Friday, February 20, 2015

Happy Year of the Sheep! The Bezoar Goat.

Happy Chinese New Year, everybody! What better way to start off the Year of the Goat…Sheep…Geep? with a goat? Just look at this thing: 

Source. 


That goat is called a bezoar goat/ibex (Capra aegagrus aegagrus), and it is the stuff Gogoats (it's year of the Wood Goat, by the by) are made of. It's native to the Middle East, including Turkey, Iraq, Iran, and Afghanistan - all those fun places! There are a few places where it's been introduced, but what you really need to know is that this: 


…came from this: 

Source. 


Although nobody's really sure how much the bezoar goat contributed to the domestic goat gene pool, it's either a direct descendant or a hefty percentage. Along with making them smaller and tame, bezoar goats lost their razor-sharp horns, gained curly tails, and now, some breeds have floppy ears. Also, some of them have been bred to faint, but that's not the fault of a goat with razor horns. Yeah, goat horns used to have a sharp, inner edge like a badass sword. 

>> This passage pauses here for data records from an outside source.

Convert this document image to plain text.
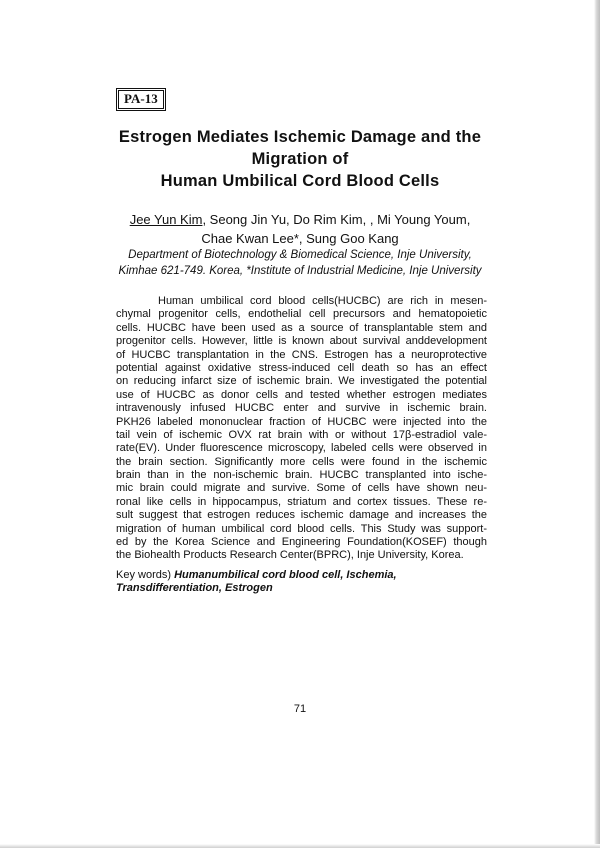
PA-13
Estrogen Mediates Ischemic Damage and the
Migration of
Human Umbilical Cord Blood Cells
Jee Yun Kim, Seong Jin Yu, Do Rim Kim, , Mi Young Youm,
Chae Kwan Lee*, Sung Goo Kang
Department of Biotechnology & Biomedical Science, Inje University,
Kimhae 621-749. Korea, *Institute of Industrial Medicine, Inje University
Human umbilical cord blood cells(HUCBC) are rich in mesen-
chymal progenitor cells, endothelial cell precursors and hematopoietic
cells. HUCBC have been used as a source of transplantable stem and
progenitor cells. However, little is known about survival anddevelopment
of HUCBC transplantation in the CNS. Estrogen has a neuroprotective
potential against oxidative stress-induced cell death so has an effect
on reducing infarct size of ischemic brain. We investigated the potential
use of HUCBC as donor cells and tested whether estrogen mediates
intravenously infused HUCBC enter and survive in ischemic brain.
PKH26 labeled mononuclear fraction of HUCBC were injected into the
tail vein of ischemic OVX rat brain with or without 17β-estradiol vale-
rate(EV). Under fluorescence microscopy, labeled cells were observed in
the brain section. Significantly more cells were found in the ischemic
brain than in the non-ischemic brain. HUCBC transplanted into ische-
mic brain could migrate and survive. Some of cells have shown neu-
ronal like cells in hippocampus, striatum and cortex tissues. These re-
sult suggest that estrogen reduces ischemic damage and increases the
migration of human umbilical cord blood cells. This Study was support-
ed by the Korea Science and Engineering Foundation(KOSEF) though
the Biohealth Products Research Center(BPRC), Inje University, Korea.
Key words) Humanumbilical cord blood cell, Ischemia,
Transdifferentiation, Estrogen
71
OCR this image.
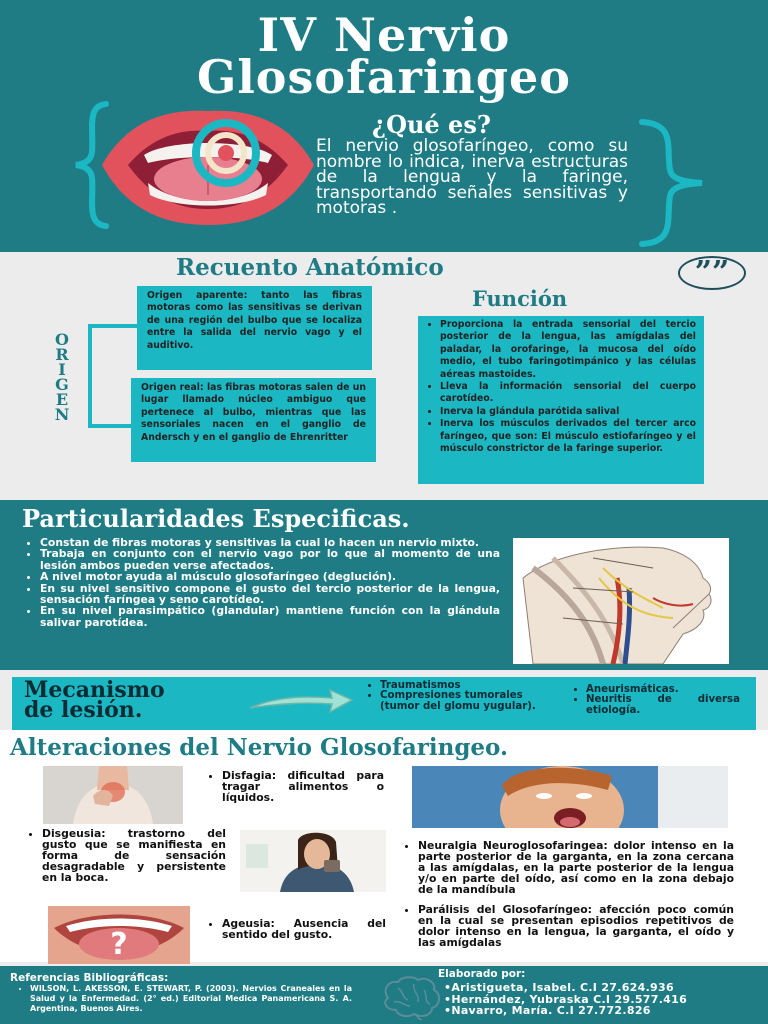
IV Nervio
Glosofaringeo
¿Qué es?
El nervio glosofaríngeo, como su nombre lo indica, inerva estructuras de la lengua y la faringe, transportando señales sensitivas y motoras .
Recuento Anatómico	””
O
R
I
G
E
N
Origen aparente: tanto las fibras motoras como las sensitivas se derivan de una región del bulbo que se localiza entre la salida del nervio vago y el auditivo.
Origen real: las fibras motoras salen de un lugar llamado núcleo ambiguo que pertenece al bulbo, mientras que las sensoriales nacen en el ganglio de Andersch y en el ganglio de Ehrenritter
Función
• Proporciona la entrada sensorial del tercio posterior de la lengua, las amígdalas del paladar, la orofaringe, la mucosa del oído medio, el tubo faringotimpánico y las células aéreas mastoides.
• Lleva la información sensorial del cuerpo carotídeo.
• Inerva la glándula parótida salival
• Inerva los músculos derivados del tercer arco faríngeo, que son: El músculo estiofaríngeo y el músculo constrictor de la faringe superior.
Particularidades Especificas.
• Constan de fibras motoras y sensitivas la cual lo hacen un nervio mixto.
• Trabaja en conjunto con el nervio vago por lo que al momento de una lesión ambos pueden verse afectados.
• A nivel motor ayuda al músculo glosofaríngeo (deglución).
• En su nivel sensitivo compone el gusto del tercio posterior de la lengua, sensación faríngea y seno carotídeo.
• En su nivel parasimpático (glandular) mantiene función con la glándula salivar parotídea.
Mecanismo
de lesión.
• Traumatismos
• Compresiones tumorales (tumor del glomu yugular).
• Aneurismáticas.
• Neuritis de diversa etiología.
Alteraciones del Nervio Glosofaringeo.
• Disfagia: dificultad para tragar alimentos o líquidos.
• Disgeusia: trastorno del gusto que se manifiesta en forma de sensación desagradable y persistente en la boca.
• Neuralgia Neuroglosofaringea: dolor intenso en la parte posterior de la garganta, en la zona cercana a las amígdalas, en la parte posterior de la lengua y/o en parte del oído, así como en la zona debajo de la mandíbula
?
• Ageusia: Ausencia del sentido del gusto.
• Parálisis del Glosofaríngeo: afección poco común en la cual se presentan episodios repetitivos de dolor intenso en la lengua, la garganta, el oído y las amígdalas
Referencias Bibliográficas:
• WILSON, L. AKESSON, E. STEWART, P. (2003). Nervios Craneales en la Salud y la Enfermedad. (2° ed.) Editorial Medica Panamericana S. A. Argentina, Buenos Aires.
Elaborado por:
•Aristigueta, Isabel. C.I 27.624.936
•Hernández, Yubraska C.I 29.577.416
•Navarro, María. C.I 27.772.826
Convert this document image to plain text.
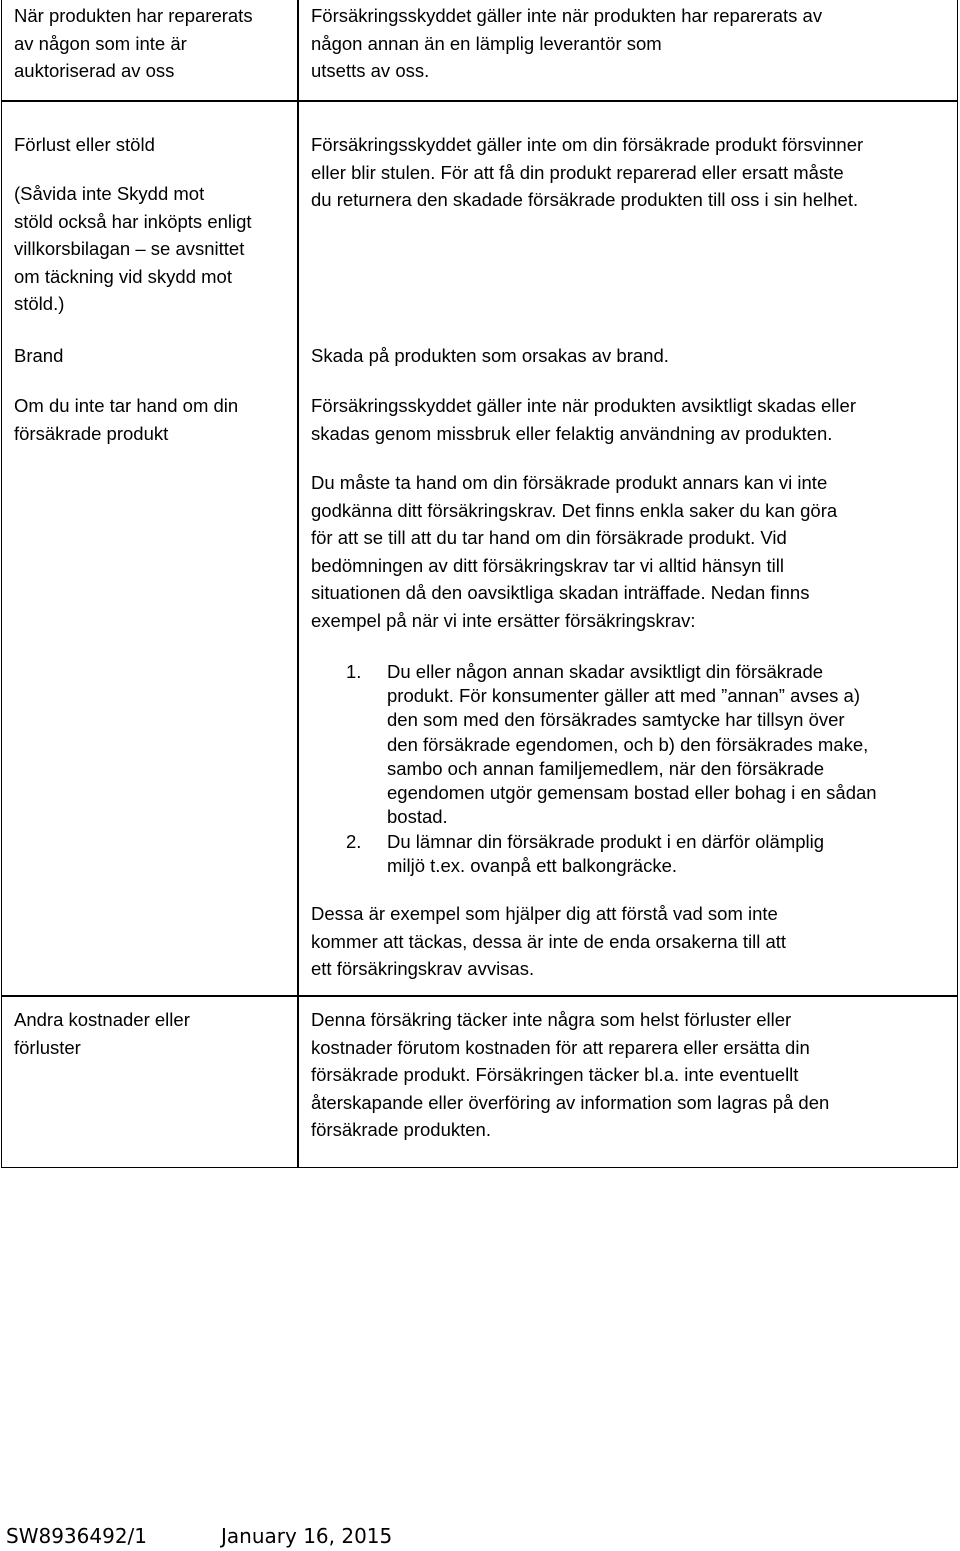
När produkten har reparerats
av någon som inte är
auktoriserad av oss
Försäkringsskyddet gäller inte när produkten har reparerats av
någon annan än en lämplig leverantör som
utsetts av oss.
Förlust eller stöld
(Såvida inte Skydd mot
stöld också har inköpts enligt
villkorsbilagan – se avsnittet
om täckning vid skydd mot
stöld.)
Försäkringsskyddet gäller inte om din försäkrade produkt försvinner
eller blir stulen. För att få din produkt reparerad eller ersatt måste
du returnera den skadade försäkrade produkten till oss i sin helhet.
Brand	Skada på produkten som orsakas av brand.
Om du inte tar hand om din
försäkrade produkt
Försäkringsskyddet gäller inte när produkten avsiktligt skadas eller
skadas genom missbruk eller felaktig användning av produkten.
Du måste ta hand om din försäkrade produkt annars kan vi inte
godkänna ditt försäkringskrav. Det finns enkla saker du kan göra
för att se till att du tar hand om din försäkrade produkt. Vid
bedömningen av ditt försäkringskrav tar vi alltid hänsyn till
situationen då den oavsiktliga skadan inträffade. Nedan finns
exempel på när vi inte ersätter försäkringskrav:
1. Du eller någon annan skadar avsiktligt din försäkrade
produkt. För konsumenter gäller att med ”annan” avses a)
den som med den försäkrades samtycke har tillsyn över
den försäkrade egendomen, och b) den försäkrades make,
sambo och annan familjemedlem, när den försäkrade
egendomen utgör gemensam bostad eller bohag i en sådan
bostad.
2. Du lämnar din försäkrade produkt i en därför olämplig
miljö t.ex. ovanpå ett balkongräcke.
Dessa är exempel som hjälper dig att förstå vad som inte
kommer att täckas, dessa är inte de enda orsakerna till att
ett försäkringskrav avvisas.
Andra kostnader eller
förluster
Denna försäkring täcker inte några som helst förluster eller
kostnader förutom kostnaden för att reparera eller ersätta din
försäkrade produkt. Försäkringen täcker bl.a. inte eventuellt
återskapande eller överföring av information som lagras på den
försäkrade produkten.
SW8936492/1	January 16, 2015
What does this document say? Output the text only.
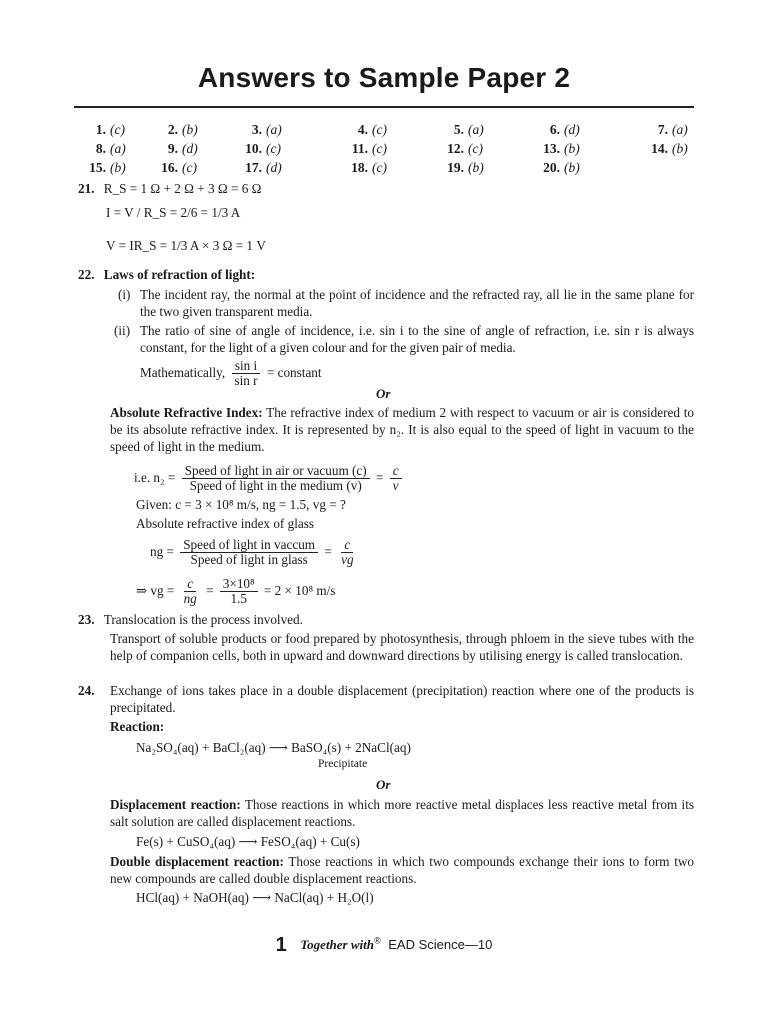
Answers to Sample Paper 2
1. (c)	2. (b)	3. (a)	4. (c)	5. (a)	6. (d)	7. (a)
8. (a)	9. (d)	10. (c)	11. (c)	12. (c)	13. (b)	14. (b)
15. (b)	16. (c)	17. (d)	18. (c)	19. (b)	20. (b)
21. R_S = 1 Ω + 2 Ω + 3 Ω = 6 Ω
I = V / R_S = 2/6 = 1/3 A
V = IR_S = 1/3 A × 3 Ω = 1 V
22. Laws of refraction of light:
(i) The incident ray, the normal at the point of incidence and the refracted ray, all lie in the same plane for the two given transparent media.
(ii) The ratio of sine of angle of incidence, i.e. sin i to the sine of angle of refraction, i.e. sin r is always constant, for the light of a given colour and for the given pair of media.
Mathematically, $\frac{\text{sin i}}{\text{sin r}}$ = constant
Or
Absolute Refractive Index: The refractive index of medium 2 with respect to vacuum or air is considered to be its absolute refractive index. It is represented by n₂. It is also equal to the speed of light in vacuum to the speed of light in the medium.
i.e. $n_2 = \frac{\text{Speed of light in air or vacuum (c)}}{\text{Speed of light in the medium (v)}} = \frac{c}{v}$
Given: c = 3 × 10⁸ m/s, ng = 1.5, vg = ?
Absolute refractive index of glass
ng = $\frac{\text{Speed of light in vaccum}}{\text{Speed of light in glass}} = \frac{c}{vg}$
⇒ vg = $\frac{c}{ng} = \frac{\text{3×10⁸}}{1.5} = 2 \times 10^8$ m/s
23. Translocation is the process involved.
Transport of soluble products or food prepared by photosynthesis, through phloem in the sieve tubes with the help of companion cells, both in upward and downward directions by utilising energy is called translocation.
24. Exchange of ions takes place in a double displacement (precipitation) reaction where one of the products is precipitated.
Reaction:
Na₂SO₄(aq) + BaCl₂(aq) ⟶ BaSO₄(s) + 2NaCl(aq)
Precipitate
Or
Displacement reaction: Those reactions in which more reactive metal displaces less reactive metal from its salt solution are called displacement reactions.
Fe(s) + CuSO₄(aq) ⟶ FeSO₄(aq) + Cu(s)
Double displacement reaction: Those reactions in which two compounds exchange their ions to form two new compounds are called double displacement reactions.
HCl(aq) + NaOH(aq) ⟶ NaCl(aq) + H₂O(l)
1 Together with® EAD Science—10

Bezoar goats are very well adapted to mountainous, sometimes cold regions. At night, the temperature of places like Turkey sometimes drops drastically; wool is a good countermeasure to that. A goat's feet are also spongy and relatively narrow, allowing them to climb around in rocky areas. Have I sung the praises of those beautiful horns enough? No? Well, those are both sexy (to other goats, mind) and a great defense mechanism. 

At this point, some of you are probably wondering: isn't a "bezoar" something out of Harry Potter? Yes, and it does indeed come from a goat…or any other number of things, really. A bezoar is basically a stone of miscellany that didn't get digested, and thus wound up lodged in an animal's digestive tract. Goats are far from the only animals that have them; humans can get bezoars as well. Their poison-curing properties are greatly exaggerated, with only curing arsenic poisoning anywhere near consistently (and only with treatment). 


Oh, right, back on the topic of the wild goat. Another nasty thing that happens with domestication is the relative scarcity of the wild counterpart. The bezoar is technically only "Threatened," and then mostly due to habitat loss. Game hunting of these goats has also increased. Wolves and the aurochs are so very, very jealous right now, regardless.